The world is turning a blind eye to mass enforced disappearances in Iran, the London-based Amnesty International (AI) says in its latest statement.

Marking the International Day of the Disappeared, AI said on Wednesday, August 28, “The Iranian authorities’ continued failure to disclose the fate and whereabouts of thousands of political dissidents who were forcibly disappeared and extrajudicially executed in secret during Iran’s 1988 prison massacres has sparked a crisis that for decades has been largely overlooked by the international community.”

The International Day of the Victims of Enforced Disappearances on August 30 of each year is a day established to draw attention to the fate of individuals imprisoned at places and under poor conditions unknown to their relatives and/or legal representatives.

Thousands of deaths remain unregistered and across Iran there are thousands of missing bodies buried in unidentified mass graves, AI noted.

“For more than thirty years, the Iranian authorities have failed to officially acknowledge the existence of these mass graves and concealed their locations causing immeasurable suffering to families who are still seeking answers about their missing loved ones,” the statement asserted.

Meanwhile, according to the Middle East and North Africa, Research and Advocacy Director at Amnesty International, the AI Philip Luther, “The families of those secretly killed in the 1988 prison massacres [in the Islamic Republic] are still living through a nightmare. They and many others in Iran are haunted by the thousands of missing bodies, which have cast a specter over the country’s justice system to this day.”

Warning against addressing the massacre as a foregone conclusion and a part of the past, Luther has insisted, “It is misguided to view the 1988 mass killings as historical events. The enforced disappearances are ongoing and, thirty years later, victims’ families continue to be tormented by anguish and uncertainty over the fate of their loved ones.”

Earlier in December 2018, AI’s report “Blood-soaked secrets: Why Iran’s 1988 prison massacres are ongoing crimes against humanity”, concluded that due to the widespread and systematic nature of past and ongoing crimes – including the ongoing concealment of the fate and whereabouts of victims of the secret extrajudicial killings of 1988, Iranian authorities have committed crimes against humanity, including murder, enforced disappearance, persecution, torture and other inhumane acts.”

The report also called for the UN to set up an independent investigation into the deaths to establish the truth, enable prosecutions of those suspected of responsibility and provide justice and reparations for the victims, including the families of the thousands who were killed.

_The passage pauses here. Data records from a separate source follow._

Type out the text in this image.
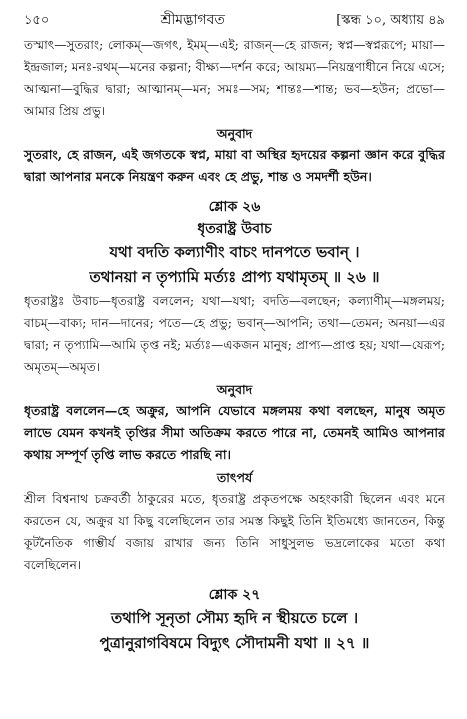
১৫০	শ্রীমদ্ভাগবত	[স্কন্ধ ১০, অধ্যায় ৪৯

তস্মাৎ—সুতরাং; লোকম্—জগৎ, ইমম্—এই; রাজন্—হে রাজন; স্বপ্ন—স্বপ্নরূপে; মায়া—ইন্দ্রজাল; মনঃ-রথম্—মনের কল্পনা; বীক্ষ্য—দর্শন করে; আয়ম্য—নিয়ন্ত্রণাধীনে নিয়ে এসে; আত্মনা—বুদ্ধির দ্বারা; আত্মানম্—মন; সমঃ—সম; শান্তঃ—শান্ত; ভব—হউন; প্রভো—আমার প্রিয় প্রভু।

অনুবাদ

সুতরাং, হে রাজন, এই জগতকে স্বপ্ন, মায়া বা অস্থির হৃদয়ের কল্পনা জ্ঞান করে বুদ্ধির দ্বারা আপনার মনকে নিয়ন্ত্রণ করুন এবং হে প্রভু, শান্ত ও সমদর্শী হউন।

শ্লোক ২৬
ধৃতরাষ্ট্র উবাচ
যথা বদতি কল্যাণীং বাচং দানপতে ভবান্ ।
তথানয়া ন তৃপ্যামি মর্ত্যঃ প্রাপ্য যথামৃতম্ ॥ ২৬ ॥

ধৃতরাষ্ট্রঃ উবাচ—ধৃতরাষ্ট্র বললেন; যথা—যথা; বদতি—বলছেন; কল্যাণীম্—মঙ্গলময়; বাচম্—বাক্য; দান—দানের; পতে—হে প্রভু; ভবান্—আপনি; তথা—তেমন; অনয়া—এর দ্বারা; ন তৃপ্যামি—আমি তৃপ্ত নই; মর্ত্যঃ—একজন মানুষ; প্রাপ্য—প্রাপ্ত হয়; যথা—যেরূপ; অমৃতম্—অমৃত।

অনুবাদ

ধৃতরাষ্ট্র বললেন—হে অক্রুর, আপনি যেভাবে মঙ্গলময় কথা বলছেন, মানুষ অমৃত লাভে যেমন কখনই তৃপ্তির সীমা অতিক্রম করতে পারে না, তেমনই আমিও আপনার কথায় সম্পূর্ণ তৃপ্তি লাভ করতে পারছি না।

তাৎপর্য

শ্রীল বিশ্বনাথ চক্রবর্তী ঠাকুরের মতে, ধৃতরাষ্ট্র প্রকৃতপক্ষে অহংকারী ছিলেন এবং মনে করতেন যে, অক্রুর যা কিছু বলেছিলেন তার সমস্ত কিছুই তিনি ইতিমধ্যে জানতেন, কিন্তু কূটনৈতিক গাম্ভীর্য বজায় রাখার জন্য তিনি সাধুসুলভ ভদ্রলোকের মতো কথা বলেছিলেন।

শ্লোক ২৭
তথাপি সূনৃতা সৌম্য হৃদি ন স্থীয়তে চলে ।
পুত্রানুরাগবিষমে বিদ্যুৎ সৌদামনী যথা ॥ ২৭ ॥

The exact number of inmates executed in 1988 remains known. Nevertheless, in his memoirs, the late Ayatollah Hossein Ali Montazeri has put the number between 2800 to 3800.

Montazeri, once the designated successor to Khomeini as Supreme Leader, had a falling-out with him in 1989 over state policies, including the mass extrajudicial execution of prisoners who were serving their terms.

Montazeri, who for the first time revealed that thousands of the inmates were executed while serving their sentences, also disclosed that a “death quartet” oversaw “cleansing” inmates.

The members of the “death quartet”, all junior clerics, included the Islamic Republic’s current head of the judiciary, mid-ranking clergy Ebrahim Raeesi (Raeisi), and former Minister of Justice, Mostafa Pourmohammadi.

In a audio clip widely circulated in 2016, Montazeri described the massacre as an “outright crime.”

AI’s Philip Luther echoed Montazeri’s comment, reiterating, “Crimes against humanity are exactly what the term suggests: crimes so serious that they concern not only their victims, survivors and the state in question but also humanity as a whole.”

Amnesty International had also earlier called for the UN to set up an independent investigation into the extrajudicial executions and enforced disappearances to establish the truth, enable prosecutions of those suspected of responsibility and ensure that survivors and families of victims receive reparations.